Friday, February 20, 2009

"When Your Child Has A Fever" Do You Sleep?

Fevers can be so scary! Especially at night when everyone is asleep, which is when they seem to be the worst.

My 19 month has a fever, I can never sleep, even if she is sleeping fine. It would be great if ibuprophen and acetamenaphin were miracle drugs, but they are not. Sometimes they work and other times they do not and your little ones body continues to burn.

During the day you can check on them every 30 minutes to be assured that their temperature is not to high, but at night it is too easy to fall asleep and not wake for several hours. I worry that her fever will get so high that she will be too lethargic to let me know she is burning up.

Try taking her temperature when she doesn't want to be messed with. It's pretty much a guessing game unless you have the right thermometer. If your thermometer takes longer than a second, you can forget having an accurate reading.

It is hard to be a mother and have all your heart and emotions wrapped up in this tiny little person.

Here is an article that can give you a guideline and helpful tips to make your little one more comfortable:

What To Do When Your Toddler Has A Fever

Tips and advice for how to effectively treat and take care of a toddler who develps an uncomfortably high fever.

When a child develops a fever, the first reaction might be to call the doctor and ask for advice. This is especially true if the fever comes on suddenly, when the child was feeling normal only a few hours before the onset. A high temperature of 100ºF after they have been exercising and/or running around is perfectly normal. However, if they have a temperature of 101ºF it mostly likely means that there is an onset of illness, regardless of whether or not they have been active.

The symptoms of fever obviously include feeling hot to the touch, especially the forehead and face. The child may feel very sluggish and exhausted. It is normal for the child to lose their appetite, and this is totally normal. As long as they are drinking enough fluids (water is the best thing to offer), they should be just fine until they feel like eating again.

Fevers occur when the body is responding to infections or various diseases and actually help to fight off and kill the germs at a high temperature. It is important to remember that fevers, although often worrisome, are not the illness itself. The fever is just the method that the body uses to overcome the illness. However, when the child becomes uncomfortable from having the chills (feeling hot and cold at the same time), and it is interfering with the child's sleep and making them exhausted, below are some ways to help your child feel more comfortable until they are back to feeling themselves again.
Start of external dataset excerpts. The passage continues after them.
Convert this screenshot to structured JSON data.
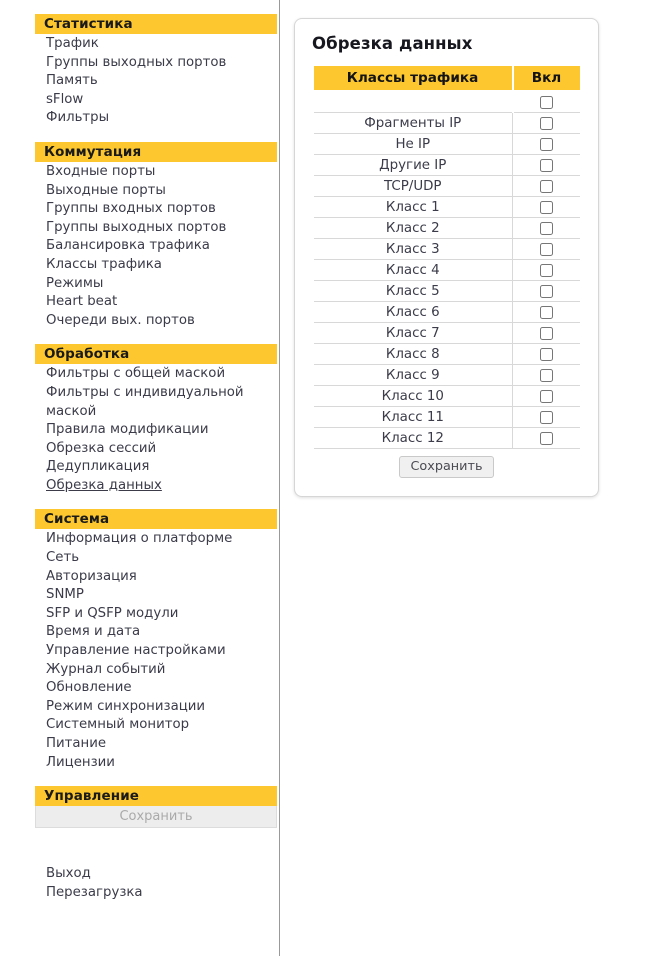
{
  "sidebar": {
    "groups": [
      {
        "header": "Статистика",
        "items": [
          {
            "label": "Трафик",
            "active": false
          },
          {
            "label": "Группы выходных портов",
            "active": false
          },
          {
            "label": "Память",
            "active": false
          },
          {
            "label": "sFlow",
            "active": false
          },
          {
            "label": "Фильтры",
            "active": false
          }
        ]
      },
      {
        "header": "Коммутация",
        "items": [
          {
            "label": "Входные порты",
            "active": false
          },
          {
            "label": "Выходные порты",
            "active": false
          },
          {
            "label": "Группы входных портов",
            "active": false
          },
          {
            "label": "Группы выходных портов",
            "active": false
          },
          {
            "label": "Балансировка трафика",
            "active": false
          },
          {
            "label": "Классы трафика",
            "active": false
          },
          {
            "label": "Режимы",
            "active": false
          },
          {
            "label": "Heart beat",
            "active": false
          },
          {
            "label": "Очереди вых. портов",
            "active": false
          }
        ]
      },
      {
        "header": "Обработка",
        "items": [
          {
            "label": "Фильтры с общей маской",
            "active": false
          },
          {
            "label": "Фильтры с индивидуальной маской",
            "active": false
          },
          {
            "label": "Правила модификации",
            "active": false
          },
          {
            "label": "Обрезка сессий",
            "active": false
          },
          {
            "label": "Дедупликация",
            "active": false
          },
          {
            "label": "Обрезка данных",
            "active": true
          }
        ]
      },
      {
        "header": "Система",
        "items": [
          {
            "label": "Информация о платформе",
            "active": false
          },
          {
            "label": "Сеть",
            "active": false
          },
          {
            "label": "Авторизация",
            "active": false
          },
          {
            "label": "SNMP",
            "active": false
          },
          {
            "label": "SFP и QSFP модули",
            "active": false
          },
          {
            "label": "Время и дата",
            "active": false
          },
          {
            "label": "Управление настройками",
            "active": false
          },
          {
            "label": "Журнал событий",
            "active": false
          },
          {
            "label": "Обновление",
            "active": false
          },
          {
            "label": "Режим синхронизации",
            "active": false
          },
          {
            "label": "Системный монитор",
            "active": false
          },
          {
            "label": "Питание",
            "active": false
          },
          {
            "label": "Лицензии",
            "active": false
          }
        ]
      }
    ],
    "management": {
      "header": "Управление",
      "save_label": "Сохранить",
      "save_disabled": true,
      "links": [
        {
          "label": "Выход"
        },
        {
          "label": "Перезагрузка"
        }
      ]
    }
  },
  "main": {
    "panel_title": "Обрезка данных",
    "table": {
      "columns": [
        "Классы трафика",
        "Вкл"
      ],
      "select_all": {
        "label": "",
        "checked": false
      },
      "rows": [
        {
          "label": "Фрагменты IP",
          "checked": false
        },
        {
          "label": "Не IP",
          "checked": false
        },
        {
          "label": "Другие IP",
          "checked": false
        },
        {
          "label": "TCP/UDP",
          "checked": false
        },
        {
          "label": "Класс 1",
          "checked": false
        },
        {
          "label": "Класс 2",
          "checked": false
        },
        {
          "label": "Класс 3",
          "checked": false
        },
        {
          "label": "Класс 4",
          "checked": false
        },
        {
          "label": "Класс 5",
          "checked": false
        },
        {
          "label": "Класс 6",
          "checked": false
        },
        {
          "label": "Класс 7",
          "checked": false
        },
        {
          "label": "Класс 8",
          "checked": false
        },
        {
          "label": "Класс 9",
          "checked": false
        },
        {
          "label": "Класс 10",
          "checked": false
        },
        {
          "label": "Класс 11",
          "checked": false
        },
        {
          "label": "Класс 12",
          "checked": false
        }
      ]
    },
    "save_label": "Сохранить"
  },
  "colors": {
    "accent_yellow": "#fdc82f",
    "link_text": "#3b3b4a",
    "panel_border": "#d6d6d6",
    "divider": "#999999"
  }
}
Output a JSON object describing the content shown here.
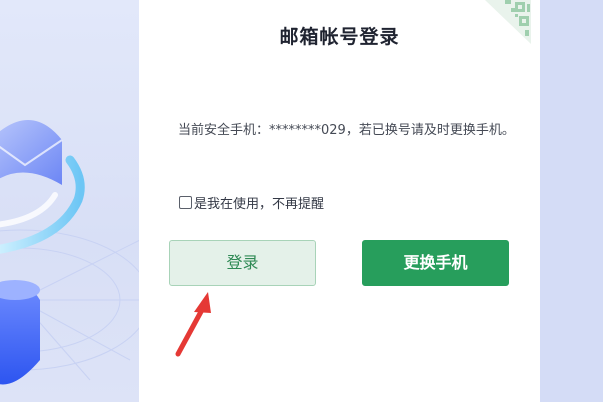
{
  "dialog": {
    "title": "邮箱帐号登录",
    "notice": "当前安全手机：********029，若已换号请及时更换手机。",
    "checkbox_label": "是我在使用，不再提醒",
    "login_button": "登录",
    "change_phone_button": "更换手机"
  },
  "colors": {
    "primary_green": "#279e5c",
    "light_green_bg": "#e4f1e9",
    "arrow_red": "#e53935",
    "background": "#dfe5f7"
  },
  "icons": {
    "corner": "qr-code-icon",
    "annotation": "red-arrow-icon"
  }
}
The first and most obvious method of bringing a fever down is over the counter medicines such as acetaminophen (Tylenol), ibuprofen (Motrin) and other non-aspirin products. Refer to the directions on the medicine itself for actual dosage by weight and/or age. You should never give a child aspirin for a fever or a cold unless prescribed by a doctor. If aspirin is given, it could make a serious illness such as influenza or chicken pox even worse by putting the child at risk of becoming even more ill, possibly fatally.
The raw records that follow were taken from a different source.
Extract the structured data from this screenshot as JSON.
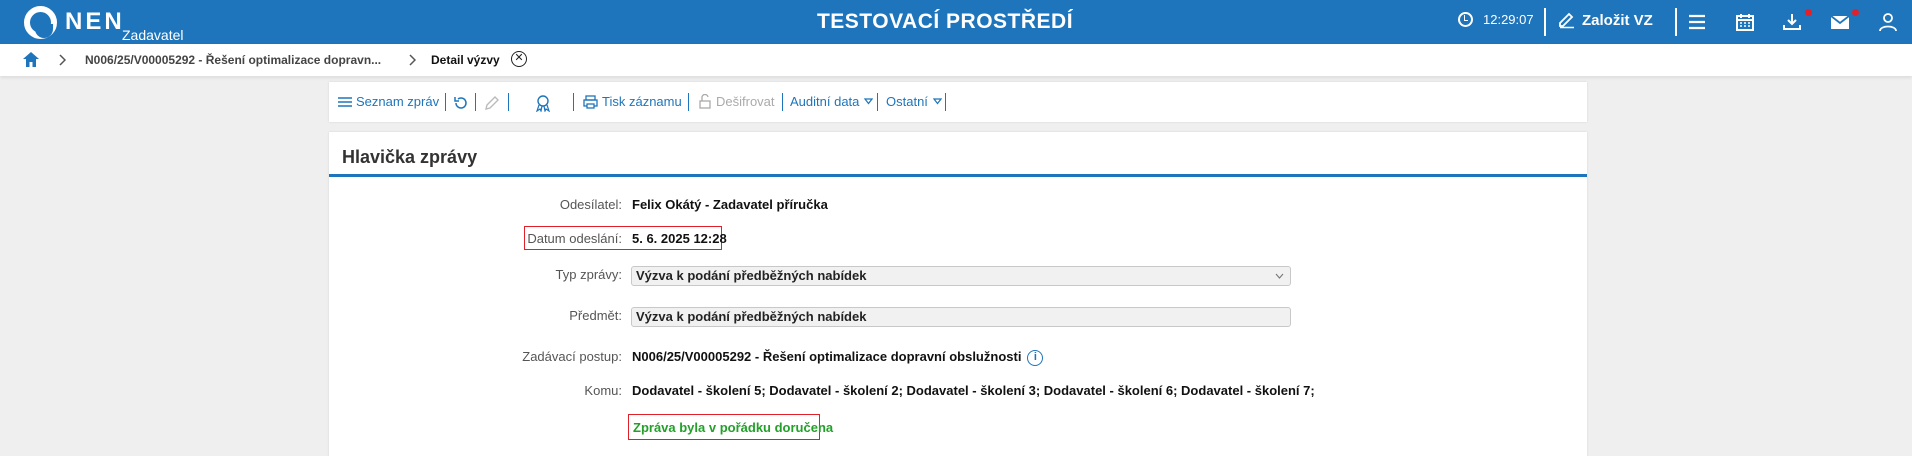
{
  "header": {
    "logo_text": "NEN",
    "logo_sub": "Zadavatel",
    "env_title": "TESTOVACÍ PROSTŘEDÍ",
    "clock": "12:29:07",
    "create_label": "Založit VZ",
    "accent": "#1e75bb"
  },
  "breadcrumb": {
    "items": [
      {
        "label": "N006/25/V00005292 - Řešení optimalizace dopravn..."
      },
      {
        "label": "Detail výzvy"
      }
    ]
  },
  "toolbar": {
    "items": [
      {
        "label": "Seznam zpráv"
      },
      {
        "label": "Tisk záznamu"
      },
      {
        "label": "Dešifrovat"
      },
      {
        "label": "Auditní data"
      },
      {
        "label": "Ostatní"
      }
    ]
  },
  "panel": {
    "title": "Hlavička zprávy",
    "fields": [
      {
        "label": "Odesílatel:",
        "value": "Felix Okátý - Zadavatel příručka"
      },
      {
        "label": "Datum odeslání:",
        "value": "5. 6. 2025 12:28"
      },
      {
        "label": "Typ zprávy:",
        "value": "Výzva k podání předběžných nabídek"
      },
      {
        "label": "Předmět:",
        "value": "Výzva k podání předběžných nabídek"
      },
      {
        "label": "Zadávací postup:",
        "value": "N006/25/V00005292 - Řešení optimalizace dopravní obslužnosti"
      },
      {
        "label": "Komu:",
        "value": "Dodavatel - školení 5; Dodavatel - školení 2; Dodavatel - školení 3; Dodavatel - školení 6; Dodavatel - školení 7;"
      }
    ],
    "status": "Zpráva byla v pořádku doručena",
    "status_color": "#22a02a",
    "highlight_color": "#e2202a"
  }
}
If the child is not too exhausted to sit up, give them a tepid, or warm, bath. Make sure that the water is not too cold and not too hot. If the child is not up for a bath, take a cool sponge to their body to make them feel more comfortable.

Let the child rest. It is very important that they sleep when and as long as they want. Usually, with a fever above 101ºF, it's often the case that the child will not want to play anyway.

As mentioned above, keep the child hydrated. If they do not want to take drinks of water from a sippy cup or a glass, try this: fill a very small cup (bathroom cup size) about half full with water. If desired, put a straw in it and offer it to the child. Do this about every fifteen minutes. The purpose of the small amount is that the child will more readily drink a little amount instead of being overwhelmed by a large, full cup of water. If the child feels up to it, also offer solid food, but do not force it on them. They will eat when they are hungry. Water is the best thing to offer when the child doesn't feel up to eating. If water is rejected, try diluted juices, soup broth, gelatin desserts, or ice pops.

You should call or the child should see a doctor if: the fever is 103ºF or above; it is accompanied by vomiting, headaches, rashes, and/or other aches and pains; the fever lasts for more than three days. You can also, usually, rely on your instinct. If you feel as though the child needs to see a doctor or if you just want to get some advice, do not hesitate to call and talk to a nurse or doctor. They are usually more than happy to give you some more tips and advice and will let you know whether or not it is necessary to bring the child in for evaluation.